Speaking of the trailer, look at it.

Highlights include:

  • A group of thieves doing one last job
  • People staring out windows of moving cars with a look on their face that says “Well, one of us is probably gonna die in this movie, and it sure isn’t gonna be Affleck, so I hope it’s not me”
  • People creeping around the jungle with automatic weapons
  • The required shot of Ben Affleck staring at his daughter after dropping her off at school to tell us he’s a good guy who is doing the crimes for The Right Reasons
  • Speeding SUVs
  • Exploding SUVs
  • Huge stacks of money that belong to a powerful South American drug lord
  • Seriously, Oscar Isaac looks so much like Jake Johnson, especially with that stubble beard, and now I want this movie to be titled Triple Frontier: The Pepperwood Chronicles
  • I miss New Girl

Now, I hear you. You’re sitting there saying something like this: “Well, fine. But between the plot description and the trailer, it appears that this movie is about a group of exiled specialists teaming up to rob a South American drug lord, and isn’t that basically just the plot of Fast Five, too? Hasn’t this all been done?”

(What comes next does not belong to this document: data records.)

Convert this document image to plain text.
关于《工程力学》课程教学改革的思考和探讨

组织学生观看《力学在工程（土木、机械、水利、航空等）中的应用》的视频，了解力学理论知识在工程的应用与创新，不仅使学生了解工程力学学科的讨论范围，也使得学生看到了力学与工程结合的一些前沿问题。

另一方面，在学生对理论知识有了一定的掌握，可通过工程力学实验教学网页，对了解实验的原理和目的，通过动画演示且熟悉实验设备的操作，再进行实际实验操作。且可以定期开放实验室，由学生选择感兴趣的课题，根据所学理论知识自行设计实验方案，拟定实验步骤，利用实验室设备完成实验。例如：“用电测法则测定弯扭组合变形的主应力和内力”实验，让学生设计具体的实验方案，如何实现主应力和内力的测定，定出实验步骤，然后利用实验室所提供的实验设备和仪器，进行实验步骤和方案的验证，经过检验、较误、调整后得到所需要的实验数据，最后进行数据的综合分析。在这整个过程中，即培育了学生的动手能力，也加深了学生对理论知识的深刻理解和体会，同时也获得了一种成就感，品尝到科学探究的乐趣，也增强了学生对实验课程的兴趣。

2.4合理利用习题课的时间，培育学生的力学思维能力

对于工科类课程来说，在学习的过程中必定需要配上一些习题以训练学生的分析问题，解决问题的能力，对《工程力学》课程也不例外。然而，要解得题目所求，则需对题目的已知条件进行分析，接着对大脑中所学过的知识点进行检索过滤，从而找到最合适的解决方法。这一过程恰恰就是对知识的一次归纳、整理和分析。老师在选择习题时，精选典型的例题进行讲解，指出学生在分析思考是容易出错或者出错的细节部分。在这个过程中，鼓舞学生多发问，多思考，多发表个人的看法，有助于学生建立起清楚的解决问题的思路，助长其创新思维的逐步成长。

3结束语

I have two responses to this line of questioning. My first response is shut up, leave me alone, I’m having fun and you can’t ruin it for me. The second response is yes, it is, but so what? There’s plenty of room for two movies about highly-trained diverse teams of beefy heist boys stealing from South American drug lords. There’s room for dozens of those movies, if we’re being honest. Open each one with a helicopter shot of the Cristo Redentor statue in Brazil and then get to robbing cocaine kingpins. It would help if you can get Gal Gadot in there somehow, preferably while developing a romance between her and a character who has great hair and loves snacks and drifting around the streets of Tokyo in a Neon Subaru, but I respect that this is a little trickier now that she’s Wonder Woman and everything.

I am going to be really bummed if this movie is not good or at least fun. I won’t even be mad, just bummed. This is my fault. I let myself get too excited. It happens sometimes.